The early e-prescriber incentives were extended to long-term care settings this year. The incentives are not yet available for non-Medicare e-prescribers.

“Here's the hard part,” she added: Physicians who do not successfully adopt e-prescribing by 2012 will see a 1% reduction in Medicare payments for that year, a 1.5% drop for 2013, and a 2% reduction for 2014 and each subsequent year. The Department of Health and Human Services may exempt physicians with hardships, but on a case-by-case basis only.

The Drug Enforcement Agency (DEA) does not allow controlled substances to be electronically prescribed, however, which “has hindered the adoption of electronic prescribing,” said Ms. Spiro, a pharmacist and consultant based in Las Vegas.

“We've been told that CMS will be working with the DEA to put out final rules for electronic prescribing” of controlled substances, she said.

Only a few days after she spoke, the agency published a proposed rule to that effect.

A pilot program for e-prescribing of controlled substances was conducted in Massachusetts, but not in long-term care settings.

Physicians do not need to preregister for the CMS e-prescribing incentive program and do not need to participate in the Physician Quality Reporting Initiative to participate, Ms. Spiro said.

Instructions and examples of how to submit claims under the e-prescribing incentive program are available on the CMS Web site at www.cms.hhs.gov/ERxIncentiveqnetsupport@sdps.org

Physicians can use their facility's electronic health records (EHR) system to send a prescription and to document it in the medical record, then bill for the incentive in much the same way they already handle billing.

Or physicians can turn to certified practice management systems that have an e-prescribing component, or to stand-alone e-prescribing systems if they come from an entity on the CMS list of qualified EHR vendors, she advised.

She warned that prescriptions from these two types of systems generally go directly to the pharmacy and not necessarily to the nursing home, “so you're going to have to work out some other mechanism to get that communication to the facility.”

To file claims in the e-prescribing incentives program, report the e-prescribing numerator G-code G8553 to denote that at least one prescription was created during the patient encounter that was transmitted using a qualified e-prescribing system. Report the G-code on the same claim as the denominator billing code for the same beneficiary and the same date of service. Submit the e-prescribing G-code with a line-item charge of zero dollars ($0.00).

Denominator billing codes for e-prescribing include codes for services in nursing facilities (99304-99310 and 99315-99316), home visits (99341-99350), and others including domiciliary codes (99324-99328, 99334-99337, and 99346).

As of 2011, Medicare will be offering incentives for physicians in hospitals and ambulatory settings to switch all of their records to EHR, but these incentives won't be available to long-term and post–acute care settings until 2013, Ms. Spiro said.

Physicians must choose between the Medicare e-prescribing incentives and complete EHR incentives programs, and cannot participate in both (because presumably the EHR would include an e-prescribing component).

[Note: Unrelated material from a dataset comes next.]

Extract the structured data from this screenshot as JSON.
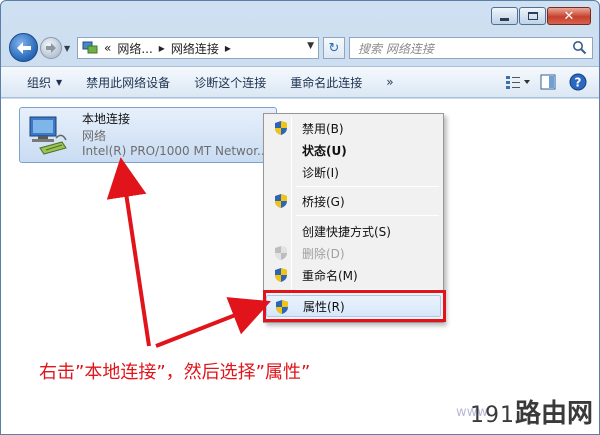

However, the same HITECH (Health Information Technology for Economic and Clinical Health) Act that established the EHR incentives included a provision for state Medicaid programs to incentivize early adoption of e-prescribing.

“Actually, those incentives are a lot better” than Medicare incentives, she said.

Physicians who work in long-term care settings and who see patients covered by Medicare and Medicaid may want to participate in both e-prescribing early-adopter programs rather than wait for the 2013 EHR incentives under Medicare.

For the long-term care setting, that's “probably a better value,” said Ms. Spiro.

Disclosures: Ms. Spiro reported having no relevant conflicts of interest.